Enhancing Robot-Assisted Fundamental Surgical Proficiency Using Portable Virtual Simulator

Introduction: Robot-assisted surgeries are widely adaptable in various medical fields, such as urology, cardiothoracic surgery and gynecology. However, training programs using actual surgical robots are costly. The development of Virtual Reality (VR) training platform alternatively provides an inexpensive and user-friendly interface. The learning effect of VR training system and the capability of skill transfer from the VR to actual situation are still ambiguous. The purpose of this study is to use a portable and low-cost virtual simulator to determine whether the VR training effect is transferable to an actual performance using actual robot.

Method: Four participants from the University of Nebraska Medical Center were randomly assigned to either the experimental (VR) group or the control group. Two fundamental surgical tasks, Bimanual Carrying (BC) and Peg Transfer (PT), were developed identically in both actual and virtual environments. In the VR group, participants completed two surgical tasks in the Da Vinci Surgical System (dVSS) (Intuitive Surgical, CA) before and after a VR training, in which participants were trained to practice both tasks in the VR environment. For the control group, participants completed the same procedures but practiced to maneuver two simulators in three-dimensional space in a PC video game.
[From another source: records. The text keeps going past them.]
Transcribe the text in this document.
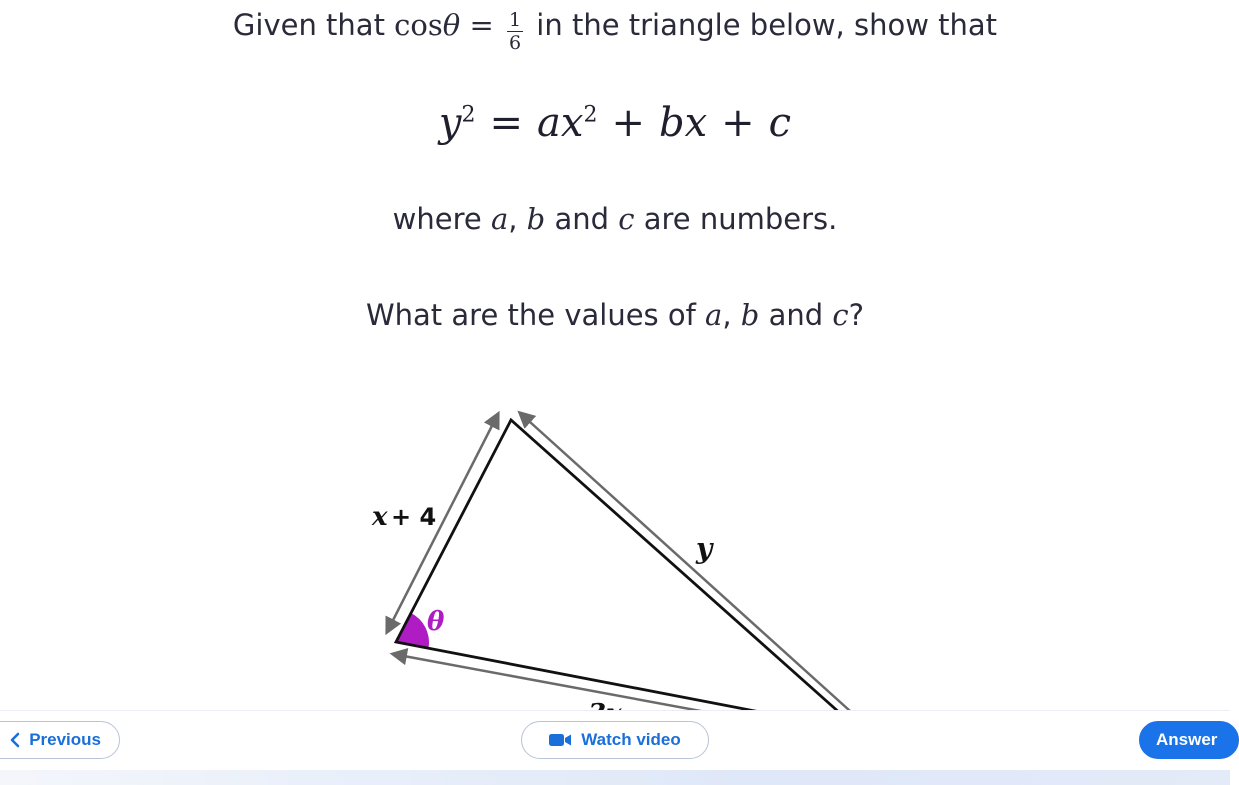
Given that $\cos\theta = \frac{1}{6}$ in the triangle below, show that
$y^2 = ax^2$ + bx + c
where a, b and c are numbers.
What are the values of a, b and c?
x + 4
y
θ
Previous	Watch video	Answer
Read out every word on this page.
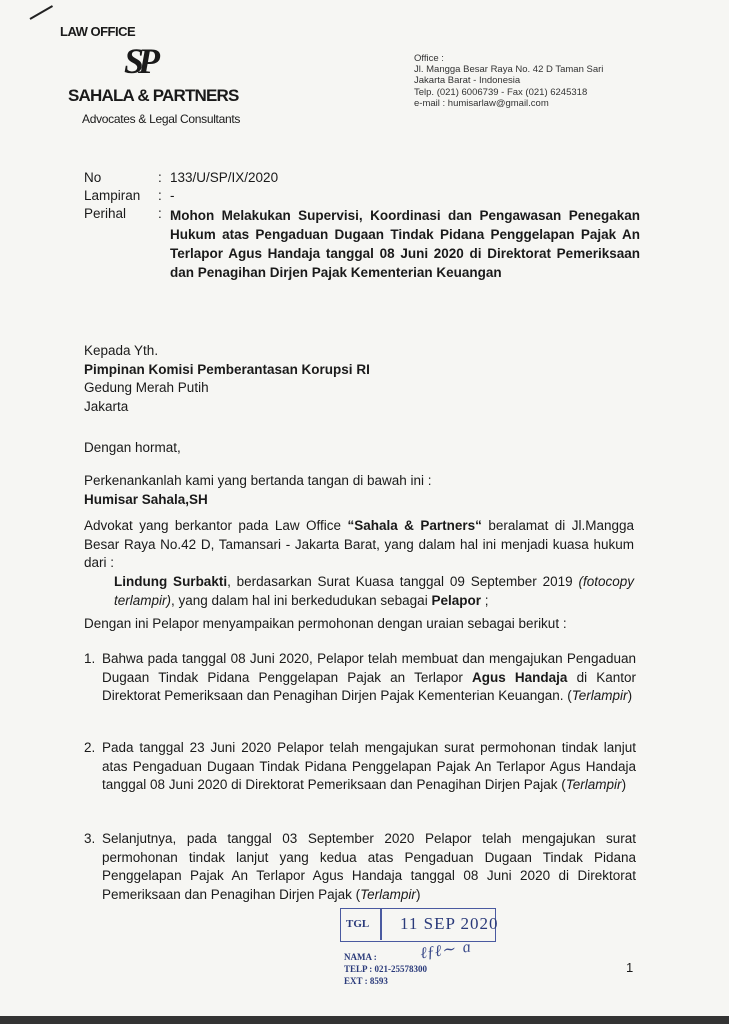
LAW OFFICE
SP
SAHALA & PARTNERS
Advocates & Legal Consultants
Office :
Jl. Mangga Besar Raya No. 42 D Taman Sari
Jakarta Barat - Indonesia
Telp. (021) 6006739 - Fax (021) 6245318
e-mail : humisarlaw@gmail.com
No	: 133/U/SP/IX/2020
Lampiran	: -
Perihal	: Mohon Melakukan Supervisi, Koordinasi dan Pengawasan Penegakan Hukum atas Pengaduan Dugaan Tindak Pidana Penggelapan Pajak An Terlapor Agus Handaja tanggal 08 Juni 2020 di Direktorat Pemeriksaan dan Penagihan Dirjen Pajak Kementerian Keuangan
Kepada Yth.
Pimpinan Komisi Pemberantasan Korupsi RI
Gedung Merah Putih
Jakarta
Dengan hormat,
Perkenankanlah kami yang bertanda tangan di bawah ini :
Humisar Sahala,SH
Advokat yang berkantor pada Law Office “Sahala & Partners“ beralamat di Jl.Mangga Besar Raya No.42 D, Tamansari - Jakarta Barat, yang dalam hal ini menjadi kuasa hukum dari :
Lindung Surbakti, berdasarkan Surat Kuasa tanggal 09 September 2019 (fotocopy terlampir), yang dalam hal ini berkedudukan sebagai Pelapor ;
Dengan ini Pelapor menyampaikan permohonan dengan uraian sebagai berikut :
1. Bahwa pada tanggal 08 Juni 2020, Pelapor telah membuat dan mengajukan Pengaduan Dugaan Tindak Pidana Penggelapan Pajak an Terlapor Agus Handaja di Kantor Direktorat Pemeriksaan dan Penagihan Dirjen Pajak Kementerian Keuangan. (Terlampir)
2. Pada tanggal 23 Juni 2020 Pelapor telah mengajukan surat permohonan tindak lanjut atas Pengaduan Dugaan Tindak Pidana Penggelapan Pajak An Terlapor Agus Handaja tanggal 08 Juni 2020 di Direktorat Pemeriksaan dan Penagihan Dirjen Pajak (Terlampir)
3. Selanjutnya, pada tanggal 03 September 2020 Pelapor telah mengajukan surat permohonan tindak lanjut yang kedua atas Pengaduan Dugaan Tindak Pidana Penggelapan Pajak An Terlapor Agus Handaja tanggal 08 Juni 2020 di Direktorat Pemeriksaan dan Penagihan Dirjen Pajak (Terlampir)
TGL 11 SEP 2020
NAMA :
TELP : 021-25578300
EXT : 8593
ℓƒℓ∼  ɑ
1
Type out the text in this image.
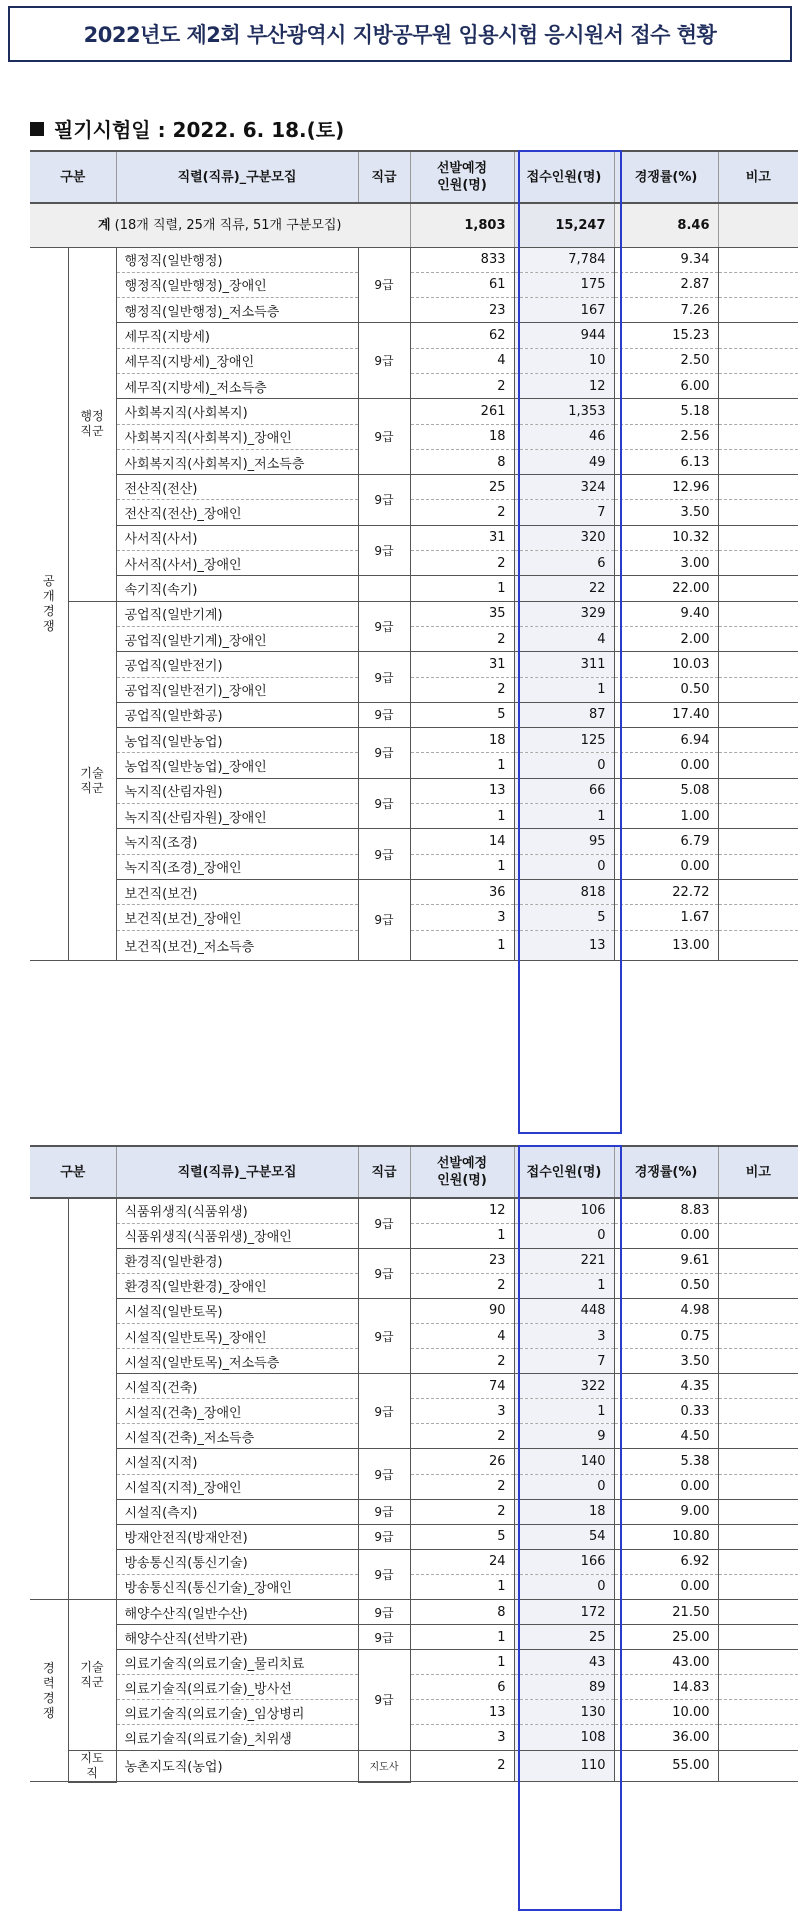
2022년도 제2회 부산광역시 지방공무원 임용시험 응시원서 접수 현황
필기시험일 : 2022. 6. 18.(토)
구분		직렬(직류)_구분모집	직급	선발예정
인원(명)	접수인원(명)	경쟁률(%)	비고
계 (18개 직렬, 25개 직류, 51개 구분모집)				1,803	15,247	8.46	
공개 경쟁	행정 직군	행정직(일반행정)	9급	833	7,784	9.34	
		행정직(일반행정)_장애인		61	175	2.87	
		행정직(일반행정)_저소득층		23	167	7.26	
		세무직(지방세)	9급	62	944	15.23	
		세무직(지방세)_장애인		4	10	2.50	
		세무직(지방세)_저소득층		2	12	6.00	
		사회복지직(사회복지)	9급	261	1,353	5.18	
		사회복지직(사회복지)_장애인		18	46	2.56	
		사회복지직(사회복지)_저소득층		8	49	6.13	
		전산직(전산)	9급	25	324	12.96	
		전산직(전산)_장애인		2	7	3.50	
		사서직(사서)	9급	31	320	10.32	
		사서직(사서)_장애인		2	6	3.00	
		속기직(속기)		1	22	22.00	
	기술 직군	공업직(일반기계)	9급	35	329	9.40	
		공업직(일반기계)_장애인		2	4	2.00	
		공업직(일반전기)	9급	31	311	10.03	
		공업직(일반전기)_장애인		2	1	0.50	
		공업직(일반화공)	9급	5	87	17.40	
		농업직(일반농업)	9급	18	125	6.94	
		농업직(일반농업)_장애인		1	0	0.00	
		녹지직(산림자원)	9급	13	66	5.08	
		녹지직(산림자원)_장애인		1	1	1.00	
		녹지직(조경)	9급	14	95	6.79	
		녹지직(조경)_장애인		1	0	0.00	
		보건직(보건)	9급	36	818	22.72	
		보건직(보건)_장애인		3	5	1.67	
		보건직(보건)_저소득층		1	13	13.00	
구분		직렬(직류)_구분모집	직급	선발예정
인원(명)	접수인원(명)	경쟁률(%)	비고
		식품위생직(식품위생)	9급	12	106	8.83	
		식품위생직(식품위생)_장애인		1	0	0.00	
		환경직(일반환경)	9급	23	221	9.61	
		환경직(일반환경)_장애인		2	1	0.50	
		시설직(일반토목)	9급	90	448	4.98	
		시설직(일반토목)_장애인		4	3	0.75	
		시설직(일반토목)_저소득층		2	7	3.50	
		시설직(건축)	9급	74	322	4.35	
		시설직(건축)_장애인		3	1	0.33	
		시설직(건축)_저소득층		2	9	4.50	
		시설직(지적)	9급	26	140	5.38	
		시설직(지적)_장애인		2	0	0.00	
		시설직(측지)	9급	2	18	9.00	
		방재안전직(방재안전)	9급	5	54	10.80	
		방송통신직(통신기술)	9급	24	166	6.92	
		방송통신직(통신기술)_장애인		1	0	0.00	
경력 경쟁	기술 직군	해양수산직(일반수산)	9급	8	172	21.50	
		해양수산직(선박기관)	9급	1	25	25.00	
		의료기술직(의료기술)_물리치료	9급	1	43	43.00	
		의료기술직(의료기술)_방사선		6	89	14.83	
		의료기술직(의료기술)_임상병리		13	130	10.00	
		의료기술직(의료기술)_치위생		3	108	36.00	
	지도직	농촌지도직(농업)	지도사	2	110	55.00	
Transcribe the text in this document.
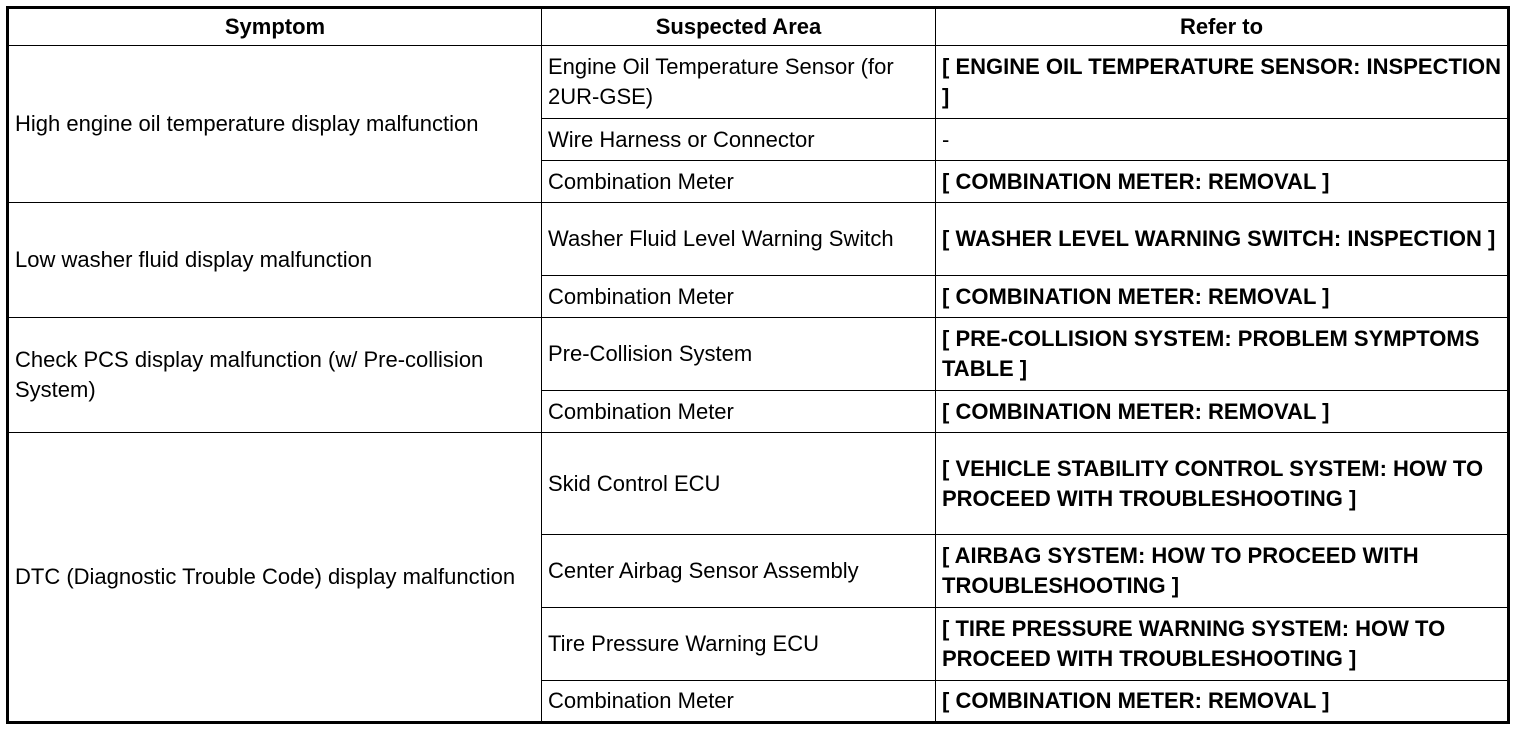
Symptom	Suspected Area	Refer to
High engine oil temperature display malfunction	Engine Oil Temperature Sensor (for 2UR-GSE)	[ ENGINE OIL TEMPERATURE SENSOR: INSPECTION ]
	Wire Harness or Connector	-
	Combination Meter	[ COMBINATION METER: REMOVAL ]
Low washer fluid display malfunction	Washer Fluid Level Warning Switch	[ WASHER LEVEL WARNING SWITCH: INSPECTION ]
	Combination Meter	[ COMBINATION METER: REMOVAL ]
Check PCS display malfunction (w/ Pre-collision System)	Pre-Collision System	[ PRE-COLLISION SYSTEM: PROBLEM SYMPTOMS TABLE ]
	Combination Meter	[ COMBINATION METER: REMOVAL ]
DTC (Diagnostic Trouble Code) display malfunction	Skid Control ECU	[ VEHICLE STABILITY CONTROL SYSTEM: HOW TO PROCEED WITH TROUBLESHOOTING ]
	Center Airbag Sensor Assembly	[ AIRBAG SYSTEM: HOW TO PROCEED WITH TROUBLESHOOTING ]
	Tire Pressure Warning ECU	[ TIRE PRESSURE WARNING SYSTEM: HOW TO PROCEED WITH TROUBLESHOOTING ]
	Combination Meter	[ COMBINATION METER: REMOVAL ]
Kinematics of the dVSS surgical instrument tips (time to task completion and total distance travelled of the instrument tip of dominant side) were analyzed. The two-sample t-Test was used to analyze pre and post VR training effect.

Results: A significant reduction in the time to task completion (p < 0.01) and total distance travelled (p < 0.05) in both BC and PT tasks were shown for the VR group after simulated surgical skills training. However, for control group, a significant decrement of time to task completion only revealed in BC task (p < 0.05) and no significant differences of total distance travelled of the instrument tip were found in both tasks.

Conclusion: Our preliminary results showed that training with our custom portable virtual simulator improves the robot-assisted surgical proficiency. In addition, only training with simulated surgical tasks could transfer training effect to the actual performance in surgical robot. Further research with larger sample size is required to confirm our finding. Moreover, more complex VR modules have to be established to understand impact on different difficulty of surgical procedures.